Cinco anos depois, depois que sua raiva se dissipou, ela refez “Água” no Sri Lanka. O filme abriu o Festival Internacional de Cinema de Toronto de 2005, foi indicado ao Oscar do Canadá e recebeu uma indicação ao Oscar de melhor filme em língua estrangeira, como era conhecida a categoria internacional na época.

Mehta revelou que todos os roteiros que ela escreveu foram produzidos – uma conquista notável na indústria cinematográfica. Ela atribui muito de seu sucesso ao workshop extensivo de filmes antes da filmagem, uma técnica baseada nos antigos textos performáticos indianos de Natya Shastra.

“Duas semanas ou 10 dias de workshop realmente me ajudam, porque quando você vê as várias maneiras como isso pode ser realizado, você entende o que funciona para você”, explicou ela.

O próximo projeto de Mehta é “Perdão”, baseado no livro de Mark Sakamoto sobre cidadãos nipo-canadenses enviados para campos de internamento durante a Segunda Guerra Mundial, enquanto o avô branco canadense de Sakamoto se tornava prisioneiro de guerra no Japão. “É sobre se algum dia poderemos perdoar o que nos aconteceu e por que é tão difícil?” ela disse.

Refletindo sobre o estado atual do cinema, ela expressou preocupação com as pressões políticas em Hollywood e Bollywood. “O clima dos filmes está realmente mudando”, observou ela. “Estamos comprometidos antes de começarmos.”

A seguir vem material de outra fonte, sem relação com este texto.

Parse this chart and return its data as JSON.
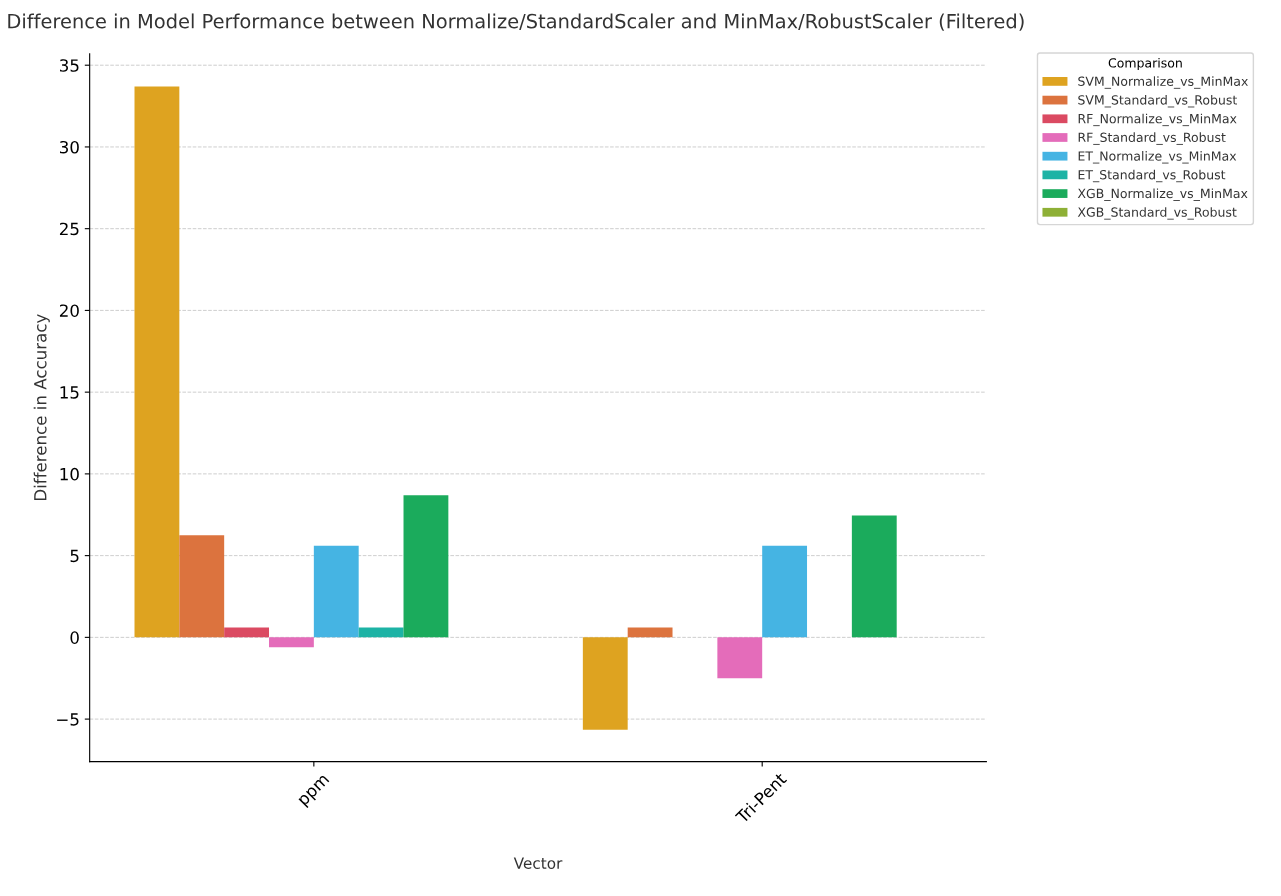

Mas ela continua esperançosa em relação ao cinema independente. “Acho que o melhor é fazer pequenos filmes independentes”, aconselhou ela aos jovens cineastas. “Escreva sua própria história. Encontre a maneira certa de contá-la dentro de um orçamento que seja viável. Independência, independência, independência absoluta, especialmente quando você está começando.”

Mehta citou influências como Satyajit Ray, Kurosawa Akira e recentemente descobriu “Harakiri” (1962) de Masaki Kobayashi e o filme independente indiano “Pyre” de Vinod Kapri.

Quando questionada sobre os rótulos de controvérsia que seguiram seu trabalho, Mehta recuou. “Não penso assim. Controvérsia é algo com o qual fui rotulado e com o qual tenho que conviver.”

A sabedoria de seu pai continua a guiá-la. “Você nunca saberá como um cineasta será recebido”, refletiu ela. “Mesmo pensar assim não é a maneira como percebo a vida ou a vivo.”

Sobre questões de identidade nacional, Mehta citou o livro “Nostalgia” de MG Vassanji. “Eu realmente acredito que se pertenço a algum lugar, é a mim mesmo”, disse ela. “Então essa é a minha casa.”